The Philippine central bank raised its benchmark interest rates for the fourth time in five months on Thursday, pushing them to seven-year highs, and kept the door open for further tightening as it battles to cool inflation. With prices rising at the fastest pace in nearly a decade, the central bank's Monetary Board voted to increase the rate on its reverse repurchase facility by 50 basis points (bps) to 4.5 percent.
It also raised the rates on the overnight lending and deposit facilities by the same amount. The Bangko Sentral ng Pilipinas and Bank Indonesia have been the most aggressive central banks in Asia so far this year as their currencies take a beating. Both have now raised rates by 150 bps since May.
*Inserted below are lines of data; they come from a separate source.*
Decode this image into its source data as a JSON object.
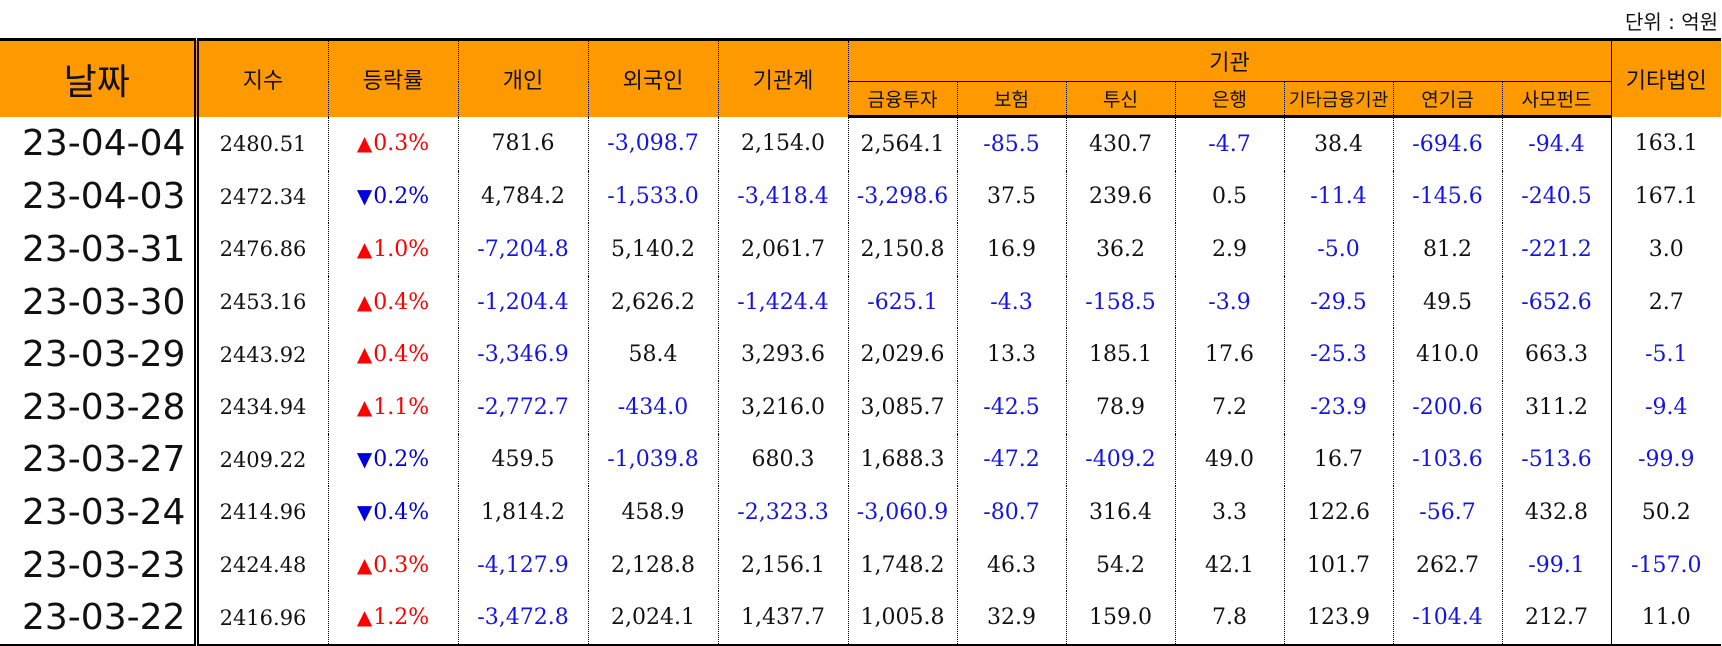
{
  "unit_label": "단위 : 억원",
  "headers": {
    "date": "날짜",
    "index": "지수",
    "change": "등락률",
    "individual": "개인",
    "foreign": "외국인",
    "institution_total": "기관계",
    "institution": "기관",
    "other_corp": "기타법인",
    "institution_sub": [
      "금융투자",
      "보험",
      "투신",
      "은행",
      "기타금융기관",
      "연기금",
      "사모펀드"
    ]
  },
  "colors": {
    "header_bg": "#FF9900",
    "negative": "#1414E6",
    "up": "#FF0000",
    "down": "#0000DD"
  },
  "rows": [
    {
      "date": "23-04-04",
      "index": "2480.51",
      "dir": "up",
      "change": "0.3%",
      "cells": [
        "781.6",
        "-3,098.7",
        "2,154.0",
        "2,564.1",
        "-85.5",
        "430.7",
        "-4.7",
        "38.4",
        "-694.6",
        "-94.4",
        "163.1"
      ]
    },
    {
      "date": "23-04-03",
      "index": "2472.34",
      "dir": "down",
      "change": "0.2%",
      "cells": [
        "4,784.2",
        "-1,533.0",
        "-3,418.4",
        "-3,298.6",
        "37.5",
        "239.6",
        "0.5",
        "-11.4",
        "-145.6",
        "-240.5",
        "167.1"
      ]
    },
    {
      "date": "23-03-31",
      "index": "2476.86",
      "dir": "up",
      "change": "1.0%",
      "cells": [
        "-7,204.8",
        "5,140.2",
        "2,061.7",
        "2,150.8",
        "16.9",
        "36.2",
        "2.9",
        "-5.0",
        "81.2",
        "-221.2",
        "3.0"
      ]
    },
    {
      "date": "23-03-30",
      "index": "2453.16",
      "dir": "up",
      "change": "0.4%",
      "cells": [
        "-1,204.4",
        "2,626.2",
        "-1,424.4",
        "-625.1",
        "-4.3",
        "-158.5",
        "-3.9",
        "-29.5",
        "49.5",
        "-652.6",
        "2.7"
      ]
    },
    {
      "date": "23-03-29",
      "index": "2443.92",
      "dir": "up",
      "change": "0.4%",
      "cells": [
        "-3,346.9",
        "58.4",
        "3,293.6",
        "2,029.6",
        "13.3",
        "185.1",
        "17.6",
        "-25.3",
        "410.0",
        "663.3",
        "-5.1"
      ]
    },
    {
      "date": "23-03-28",
      "index": "2434.94",
      "dir": "up",
      "change": "1.1%",
      "cells": [
        "-2,772.7",
        "-434.0",
        "3,216.0",
        "3,085.7",
        "-42.5",
        "78.9",
        "7.2",
        "-23.9",
        "-200.6",
        "311.2",
        "-9.4"
      ]
    },
    {
      "date": "23-03-27",
      "index": "2409.22",
      "dir": "down",
      "change": "0.2%",
      "cells": [
        "459.5",
        "-1,039.8",
        "680.3",
        "1,688.3",
        "-47.2",
        "-409.2",
        "49.0",
        "16.7",
        "-103.6",
        "-513.6",
        "-99.9"
      ]
    },
    {
      "date": "23-03-24",
      "index": "2414.96",
      "dir": "down",
      "change": "0.4%",
      "cells": [
        "1,814.2",
        "458.9",
        "-2,323.3",
        "-3,060.9",
        "-80.7",
        "316.4",
        "3.3",
        "122.6",
        "-56.7",
        "432.8",
        "50.2"
      ]
    },
    {
      "date": "23-03-23",
      "index": "2424.48",
      "dir": "up",
      "change": "0.3%",
      "cells": [
        "-4,127.9",
        "2,128.8",
        "2,156.1",
        "1,748.2",
        "46.3",
        "54.2",
        "42.1",
        "101.7",
        "262.7",
        "-99.1",
        "-157.0"
      ]
    },
    {
      "date": "23-03-22",
      "index": "2416.96",
      "dir": "up",
      "change": "1.2%",
      "cells": [
        "-3,472.8",
        "2,024.1",
        "1,437.7",
        "1,005.8",
        "32.9",
        "159.0",
        "7.8",
        "123.9",
        "-104.4",
        "212.7",
        "11.0"
      ]
    }
  ]
}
Indonesia also hiked on Thursday, by a quarter-point.
Analysts said further BSP hikes are likely after the central bank said it was strongly committed "to take all necessary policy actions to address the threat of high inflation." The latest move had been widely expected by most analysts in a Reuters poll and followed a similar 50 bps hike in August, which was the biggest in 10 years.
"The Monetary Board recognised that a further tightening of monetary policy was warranted by persistent signs of sustained and broadening price pressures," the central bank said in a statement. In August, inflation surged to a more than nine-year high of 6.4 percent, way above the central bank's 2-4 percent comfort range. It has been steadily rising due this year due to higher taxes, the weak peso, and rising food and fuel costs.
The BSP's key rate is now the highest since December 2011. It set the policy rate at 3.0 percent when it moved to an interest rate corridor framework in 2016 to make policy transmission faster and more efficient. The BSP also raised its average inflation forecasts to 5.2 percent for 2018, from 4.9 percent, and to 4.3 percent for 2019, from 3.7 percent, well above the target range.